Почти одновременно с новой (позднефеодальной) формой государственности возникло и новое политическое учение. Его создателем был итальянский гуманист Макиавелли. Известно, для того чтобы вскрыть природу публичной власти как таковой, Макиавелли счел нужным освободить эту категорию от всех элементов житейской морали, которые в его глазах только затемняли суть дела. И в этом действительно заключалась предпосылка превращения политики в науку. Однако политическая мысль Англии XVI в. продолжала двигаться в традиционном русле средневековых доктрин. Она просто не была в состоянии рассуждать о политике иначе, как в связи с личной моралью правителя, ее осуществляющего 11. И это потому, что общественное сознание тюдоровской Англии еще не видело различий между моральными основаниями отношений частных и публичных отношений между «соседями», с одной стороны, и между королем и его подданными — с другой.

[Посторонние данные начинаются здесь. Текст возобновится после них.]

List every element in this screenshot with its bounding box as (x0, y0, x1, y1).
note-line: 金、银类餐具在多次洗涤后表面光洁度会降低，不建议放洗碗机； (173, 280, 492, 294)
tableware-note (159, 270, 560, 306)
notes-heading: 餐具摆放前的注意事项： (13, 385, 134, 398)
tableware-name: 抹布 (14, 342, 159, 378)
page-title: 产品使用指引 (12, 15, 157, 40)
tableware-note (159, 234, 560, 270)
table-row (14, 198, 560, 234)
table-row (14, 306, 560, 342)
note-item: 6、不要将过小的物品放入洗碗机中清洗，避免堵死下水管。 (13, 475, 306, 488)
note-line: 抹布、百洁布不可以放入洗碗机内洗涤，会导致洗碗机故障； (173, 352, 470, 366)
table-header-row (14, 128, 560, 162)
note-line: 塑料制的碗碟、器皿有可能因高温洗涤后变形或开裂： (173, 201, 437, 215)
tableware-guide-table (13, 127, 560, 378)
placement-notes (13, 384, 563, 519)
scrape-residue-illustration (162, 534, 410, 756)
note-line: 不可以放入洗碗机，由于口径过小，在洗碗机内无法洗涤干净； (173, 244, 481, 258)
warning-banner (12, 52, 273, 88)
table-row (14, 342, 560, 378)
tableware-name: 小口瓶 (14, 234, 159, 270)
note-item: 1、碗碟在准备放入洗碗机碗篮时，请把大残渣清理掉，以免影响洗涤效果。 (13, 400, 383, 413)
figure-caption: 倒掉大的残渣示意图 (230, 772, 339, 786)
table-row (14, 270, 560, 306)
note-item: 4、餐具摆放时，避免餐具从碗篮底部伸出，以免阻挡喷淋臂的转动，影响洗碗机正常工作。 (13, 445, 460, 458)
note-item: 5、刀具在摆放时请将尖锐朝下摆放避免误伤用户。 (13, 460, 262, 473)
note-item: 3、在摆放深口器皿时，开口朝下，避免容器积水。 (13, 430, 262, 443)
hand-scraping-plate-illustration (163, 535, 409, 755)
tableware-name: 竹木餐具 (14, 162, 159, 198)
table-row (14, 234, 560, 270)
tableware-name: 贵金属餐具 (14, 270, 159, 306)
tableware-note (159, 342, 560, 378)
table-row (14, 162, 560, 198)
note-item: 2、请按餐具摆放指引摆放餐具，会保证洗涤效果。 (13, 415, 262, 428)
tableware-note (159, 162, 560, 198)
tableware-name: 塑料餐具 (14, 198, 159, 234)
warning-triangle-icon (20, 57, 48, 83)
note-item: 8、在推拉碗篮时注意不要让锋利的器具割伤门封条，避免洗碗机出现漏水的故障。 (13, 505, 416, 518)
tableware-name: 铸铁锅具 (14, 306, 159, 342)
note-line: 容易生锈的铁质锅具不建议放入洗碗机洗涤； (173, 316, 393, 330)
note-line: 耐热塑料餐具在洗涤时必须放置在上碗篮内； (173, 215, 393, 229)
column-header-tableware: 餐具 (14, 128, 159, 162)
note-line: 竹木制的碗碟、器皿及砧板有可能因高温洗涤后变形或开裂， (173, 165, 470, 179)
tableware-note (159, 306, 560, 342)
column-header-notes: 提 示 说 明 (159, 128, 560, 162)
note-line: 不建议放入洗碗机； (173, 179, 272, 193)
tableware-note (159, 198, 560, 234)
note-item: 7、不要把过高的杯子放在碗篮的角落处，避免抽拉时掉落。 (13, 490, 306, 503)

Кем бы ни был король с точки зрения политической доктрины, поскольку он смертен — он человек, а потому ко всем его поступкам применимы постулаты «общечеловеческой» морали, и первым среди них являлся в глазах современников Шекспира принцип «добрососедской взаимности».
Одно из величайших открытий Лира — открытие его родства с бедняком, у которого даже нет лохмотьев, чтобы защитить тело от непогоды. «Лучше бы тебе лежать в могиле, чем подставлять свое голое тело под удары непогоды. Неужели вот это, собственно, и есть человек? Присмотритесь к нему. На нем все свое, ничего чужого. Ни шелка от шелковичного червя, ни воловьей кожи, ни овечьей шерсти… Все мы с вами поддельные, а он — настоящий. Неприкрашенный человек и есть именно это… голое двуногое животное и больше ничего. Долой, долой с себя все лишнее» («Король Лир», III, 4). Такой должна быть точка отсчета во всех рассуждениях о венценосцах. Разумеется, Лир сделал свое открытие не восседая на троне, а при обстоятельствах для короля чрезвычайных, когда он сам оказался в положение бездомного бродяги, на пустыре, застигнутый неистовствующей бурей. Точно так же и Ричард II открыл для себя ту же истину только тогда, когда корона Англии стала ускользать из его рук.
Итак, чтобы применить моральные критерии к королевской власти, нужно было прежде всего очеловечить ее носителя. И тогда цель этой власти будет заключаться в гарантии «справедливости». Как и его современники, Шекспир не сомневался, что вне государства, т. е. в конечном счете вне существующей монархии, эта цель не достижима. Следовательно, подлинная проблема заключалась в том, при каких условиях королевская власть может обеспечить подданным это желанное «царство справедливости».
У Шекспира и его современников — если об Аристотеле они были бы только наслышаны — имелось много возможностей на опыте прийти к пониманию фундаментального различия между королем и тираном: тиран блюдет только личные интересы, король заботится об интересах народа. Для первого государство есть прежде всего воплощение его воли, для второго его назначение — «благо общества». Общество же есть не что иное, как взаимосвязь и взаимозависимость членов, его составляющих, включая и государя, оно есть выражение нужды одного человека в другом 12. Здесь проходит водораздел между концепцией произвольной власти, власти как родовой или приобретенной монополии — и концепцией власти как моральной ответственности, обязательства перед теми, над кем она осуществляется. «Добрый правитель» не рассматривает возвышение над народом как освобождение своего «я» от моральных уз, связывающих человека с человеком, оно есть их лучшее проявление. Социально-этическое истолкование природы, целей и средств публичной власти характерно не только для таких «политических» драм Шекспира, как «Кориолан» и «Юлий Цезарь», но и для хроник. В конечном счете оно восходит к гуманистическому идеалу государя: народ «выбирает» правителя для собственной, а не для его пользы. Государство «учреждается» для того, чтобы благодаря заботам королей и их усилиям подданные могли жить в безопасности и были ограждены от несправедливости. Поэтому государь, подобно пастуху, должен пасти своих овец и беречь их от волков.
Если какого-нибудь монарха настолько не уважают и ненавидят подданные, что он может сохранить власть не иначе как с помощью страха, то для него лучше оставить престол, чем удерживать его всеми возможными средствами.
Шекспир ни разу не ставил под сомнение политическую целесообразность сословного членения современного ему общества, его аристократический строй, но вместе с тем он вскрывал более глубоко лежащие основы всякого общественного устройства: — принцип взаимозависимости правителя и управляемых. В этой «общности человеческого начала», объединяющего короля с подданными, «общности», которой не могли скрыть ни титулы, ни сан, он усматривал основание принципа «взаимности», который единственный цементирует государство, гарантирует его устойчивость и долговечность 13.